The court overruled the motion for new trial, and later the motion in arrest for the following reasons, to wit:

“Because the court felt satisfied that the verdict was correct and borne out by the evidence Whereupon counsel took this, his bill,” etc.

As we have no jurisdiction of the facts, this bill brings up nothing that we can review. The motion for new trial sets up that the verdict was contrary to law and the evidence, and that:

“Defendant was being tried under the name of Wm. Hogg whereas, his true name is Wm. Hall, and that it convicts him of going under an assumed name.”

The first point presents nothing for the consideration of this court; and the second is without merit in a motion for new trial. The motion in arrest of judgment sets up several alleged defects or irregularities, which, if they existed, were cured by .the verdict. It also alleges that the minutes of the court do not show that the indictment was a “true bill.” The indictment is signed by the district attorney, and has indorsed upon it the title and number of the case, and the words and signatures: “Embezzlement. A true bill. W. E. Glassell, Foreman of the Grand Jury,” together with the date of the filing in court, and the return of the clerk, showing its service on the defendant. Also, the verdict of the petit jury reading:

“We, the jury, find the prisoner guilty of embezzling the amount of one hundred and twenty two 25% dollars ($122.25). E. R. Bernstein, Foreman.”

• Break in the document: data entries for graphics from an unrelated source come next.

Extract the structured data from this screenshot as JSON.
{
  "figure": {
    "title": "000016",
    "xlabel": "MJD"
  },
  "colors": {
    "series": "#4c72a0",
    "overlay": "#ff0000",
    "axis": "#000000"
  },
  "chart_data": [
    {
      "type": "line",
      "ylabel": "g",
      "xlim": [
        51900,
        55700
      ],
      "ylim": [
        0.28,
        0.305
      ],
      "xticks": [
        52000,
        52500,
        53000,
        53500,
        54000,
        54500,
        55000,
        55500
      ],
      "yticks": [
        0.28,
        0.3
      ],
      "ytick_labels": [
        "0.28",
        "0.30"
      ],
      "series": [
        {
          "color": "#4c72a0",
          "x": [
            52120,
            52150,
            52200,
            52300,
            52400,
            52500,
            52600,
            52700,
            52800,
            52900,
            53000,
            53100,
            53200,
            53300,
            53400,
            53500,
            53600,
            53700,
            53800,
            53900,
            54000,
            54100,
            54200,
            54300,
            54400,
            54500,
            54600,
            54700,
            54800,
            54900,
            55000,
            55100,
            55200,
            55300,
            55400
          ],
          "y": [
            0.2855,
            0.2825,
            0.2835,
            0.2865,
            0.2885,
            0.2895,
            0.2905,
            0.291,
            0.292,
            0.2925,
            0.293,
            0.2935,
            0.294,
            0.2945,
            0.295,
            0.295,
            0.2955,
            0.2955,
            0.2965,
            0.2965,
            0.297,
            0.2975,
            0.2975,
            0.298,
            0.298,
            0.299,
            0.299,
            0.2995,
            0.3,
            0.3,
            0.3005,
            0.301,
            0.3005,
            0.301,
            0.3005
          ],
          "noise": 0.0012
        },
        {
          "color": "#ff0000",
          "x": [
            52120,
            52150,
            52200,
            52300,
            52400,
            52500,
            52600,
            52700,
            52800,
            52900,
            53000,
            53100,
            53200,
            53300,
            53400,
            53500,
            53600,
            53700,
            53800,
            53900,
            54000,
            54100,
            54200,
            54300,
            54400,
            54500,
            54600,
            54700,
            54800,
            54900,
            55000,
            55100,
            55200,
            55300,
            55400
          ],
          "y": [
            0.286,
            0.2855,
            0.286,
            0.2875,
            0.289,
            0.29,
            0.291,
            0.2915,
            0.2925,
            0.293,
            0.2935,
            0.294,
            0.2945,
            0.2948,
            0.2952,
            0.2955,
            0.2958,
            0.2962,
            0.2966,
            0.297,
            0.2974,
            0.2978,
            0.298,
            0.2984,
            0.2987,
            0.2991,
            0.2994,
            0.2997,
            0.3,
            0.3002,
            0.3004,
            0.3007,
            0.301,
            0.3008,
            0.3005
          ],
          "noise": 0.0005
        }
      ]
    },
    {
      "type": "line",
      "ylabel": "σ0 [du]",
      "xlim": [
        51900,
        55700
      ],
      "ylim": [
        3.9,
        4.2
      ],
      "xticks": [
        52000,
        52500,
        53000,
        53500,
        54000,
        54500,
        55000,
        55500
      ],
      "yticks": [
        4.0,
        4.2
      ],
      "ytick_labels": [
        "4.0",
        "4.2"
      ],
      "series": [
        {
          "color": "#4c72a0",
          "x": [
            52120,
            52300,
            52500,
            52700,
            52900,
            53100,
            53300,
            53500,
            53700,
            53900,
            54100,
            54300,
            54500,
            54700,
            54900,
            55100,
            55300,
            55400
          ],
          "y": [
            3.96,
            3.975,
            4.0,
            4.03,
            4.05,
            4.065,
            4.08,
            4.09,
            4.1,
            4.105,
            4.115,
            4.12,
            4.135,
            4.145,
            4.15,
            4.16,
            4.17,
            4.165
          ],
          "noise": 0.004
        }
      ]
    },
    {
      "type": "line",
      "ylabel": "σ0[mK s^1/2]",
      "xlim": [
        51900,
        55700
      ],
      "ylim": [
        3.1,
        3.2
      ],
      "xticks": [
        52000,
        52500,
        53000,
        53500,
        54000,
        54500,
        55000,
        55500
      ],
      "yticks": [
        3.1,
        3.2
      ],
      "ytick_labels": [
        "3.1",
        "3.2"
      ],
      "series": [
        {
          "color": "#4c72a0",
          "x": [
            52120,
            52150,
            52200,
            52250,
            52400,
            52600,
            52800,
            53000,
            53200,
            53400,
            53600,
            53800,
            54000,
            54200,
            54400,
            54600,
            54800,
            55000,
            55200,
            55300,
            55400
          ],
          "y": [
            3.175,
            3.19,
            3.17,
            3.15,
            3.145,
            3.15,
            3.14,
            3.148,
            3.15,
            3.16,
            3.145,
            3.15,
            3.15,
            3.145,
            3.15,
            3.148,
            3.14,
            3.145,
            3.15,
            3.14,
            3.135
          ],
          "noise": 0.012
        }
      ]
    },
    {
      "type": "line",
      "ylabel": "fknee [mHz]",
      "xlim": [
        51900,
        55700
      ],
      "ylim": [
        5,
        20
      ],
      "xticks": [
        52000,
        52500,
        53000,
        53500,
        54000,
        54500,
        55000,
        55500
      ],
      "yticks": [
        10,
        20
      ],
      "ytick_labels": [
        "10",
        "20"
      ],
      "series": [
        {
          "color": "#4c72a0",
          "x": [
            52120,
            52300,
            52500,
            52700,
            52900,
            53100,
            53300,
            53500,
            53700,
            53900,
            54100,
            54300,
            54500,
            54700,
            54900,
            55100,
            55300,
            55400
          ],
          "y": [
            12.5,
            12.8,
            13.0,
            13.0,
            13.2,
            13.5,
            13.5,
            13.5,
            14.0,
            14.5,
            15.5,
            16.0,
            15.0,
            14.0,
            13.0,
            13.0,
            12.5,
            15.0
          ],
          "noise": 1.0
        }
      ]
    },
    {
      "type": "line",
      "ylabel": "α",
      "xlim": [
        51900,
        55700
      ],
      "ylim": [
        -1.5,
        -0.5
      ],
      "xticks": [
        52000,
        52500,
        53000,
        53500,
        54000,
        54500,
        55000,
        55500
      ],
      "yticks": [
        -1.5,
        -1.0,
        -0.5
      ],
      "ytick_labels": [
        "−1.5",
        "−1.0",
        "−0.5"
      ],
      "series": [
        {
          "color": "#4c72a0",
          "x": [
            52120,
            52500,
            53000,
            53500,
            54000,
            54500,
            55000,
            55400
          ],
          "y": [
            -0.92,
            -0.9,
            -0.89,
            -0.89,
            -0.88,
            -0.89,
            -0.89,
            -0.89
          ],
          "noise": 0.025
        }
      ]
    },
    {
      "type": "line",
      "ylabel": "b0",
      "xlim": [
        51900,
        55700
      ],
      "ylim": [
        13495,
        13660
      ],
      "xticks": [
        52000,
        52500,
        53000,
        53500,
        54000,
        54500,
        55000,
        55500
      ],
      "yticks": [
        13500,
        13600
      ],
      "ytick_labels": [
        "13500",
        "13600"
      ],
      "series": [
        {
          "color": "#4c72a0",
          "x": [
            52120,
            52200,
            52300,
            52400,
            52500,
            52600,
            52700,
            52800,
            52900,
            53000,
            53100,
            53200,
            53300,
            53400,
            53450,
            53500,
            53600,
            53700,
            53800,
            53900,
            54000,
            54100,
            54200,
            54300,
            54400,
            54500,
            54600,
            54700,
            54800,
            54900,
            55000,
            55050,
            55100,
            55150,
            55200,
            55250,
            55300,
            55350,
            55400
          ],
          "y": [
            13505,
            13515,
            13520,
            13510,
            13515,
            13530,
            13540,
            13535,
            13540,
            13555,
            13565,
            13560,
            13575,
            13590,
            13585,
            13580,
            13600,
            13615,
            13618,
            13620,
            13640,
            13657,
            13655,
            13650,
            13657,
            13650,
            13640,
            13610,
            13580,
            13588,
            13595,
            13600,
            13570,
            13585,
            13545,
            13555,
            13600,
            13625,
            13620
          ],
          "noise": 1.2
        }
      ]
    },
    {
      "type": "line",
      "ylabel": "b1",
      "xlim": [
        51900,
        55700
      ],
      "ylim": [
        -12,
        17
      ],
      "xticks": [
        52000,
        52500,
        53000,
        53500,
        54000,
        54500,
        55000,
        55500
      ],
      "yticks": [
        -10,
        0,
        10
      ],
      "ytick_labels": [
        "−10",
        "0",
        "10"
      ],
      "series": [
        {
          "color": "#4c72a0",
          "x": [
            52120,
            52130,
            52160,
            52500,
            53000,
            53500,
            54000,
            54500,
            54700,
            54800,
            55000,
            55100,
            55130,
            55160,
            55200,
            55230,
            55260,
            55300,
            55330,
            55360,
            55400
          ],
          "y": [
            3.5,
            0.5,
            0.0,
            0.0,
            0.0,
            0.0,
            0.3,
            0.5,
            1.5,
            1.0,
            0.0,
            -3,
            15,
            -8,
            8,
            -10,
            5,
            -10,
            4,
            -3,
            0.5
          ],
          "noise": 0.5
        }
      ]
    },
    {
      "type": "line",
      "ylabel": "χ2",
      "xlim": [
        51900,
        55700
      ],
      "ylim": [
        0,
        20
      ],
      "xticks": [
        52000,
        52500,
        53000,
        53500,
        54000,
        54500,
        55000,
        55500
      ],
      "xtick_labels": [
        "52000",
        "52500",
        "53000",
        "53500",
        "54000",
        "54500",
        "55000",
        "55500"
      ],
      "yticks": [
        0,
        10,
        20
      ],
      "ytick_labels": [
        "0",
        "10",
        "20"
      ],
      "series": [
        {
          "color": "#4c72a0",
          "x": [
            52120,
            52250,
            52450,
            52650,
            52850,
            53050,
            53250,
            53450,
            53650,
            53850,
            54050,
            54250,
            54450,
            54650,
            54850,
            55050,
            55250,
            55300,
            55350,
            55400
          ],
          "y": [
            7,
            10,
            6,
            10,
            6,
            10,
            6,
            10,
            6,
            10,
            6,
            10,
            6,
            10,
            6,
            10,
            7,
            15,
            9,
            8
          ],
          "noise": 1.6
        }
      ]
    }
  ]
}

The minutes of the court read:

“And now comes the grand jury to make this partial report, and, with leave of the court, presents to the court the following bills of indictment, which the court ordered filed and made of record, and the sheriff is authorized to take bond in each case, as fixed by the court: State of Louisiana v. William Hogg, alias Hall, Embezzlement.”

Which minute entry corresponds in date with that of the filing of the indictment. In State v. Logan, 104 La. 254, 28 South. 912, to which counsel for defendant refers, the verdict was set aside, because the words, “a true bill,” followed by the signature of the foreman of the grand jury, were not indorsed on the back of it. It is true that it was remarked in the opinion as additionally show*1061ing that the indictment in question was not sufficiently identified as the work of the grand jury that the minutes did not show that either the indictment or the indorsement thereon was read in open court in presence of the jury, and that they did show that there was a discrepancy between the minute entries of the indorsements and the indorse-ments themselves as they appeared on the indictment. In the instant case, the indictment is properly identified by the signature of the foreman as the work of the grand jury, and is shown to have been properly and regularly returned into court and made of record. Defendant was thereafter arraigned and pleaded, and later was tried and convicted, and throughout the proceedings made no complaint that the indictment was not read in the presence of the jury. Such complaint came too late in a motion in arrest of judgment.

Finding no reversible error therein, the judgment appealed from is affirmed.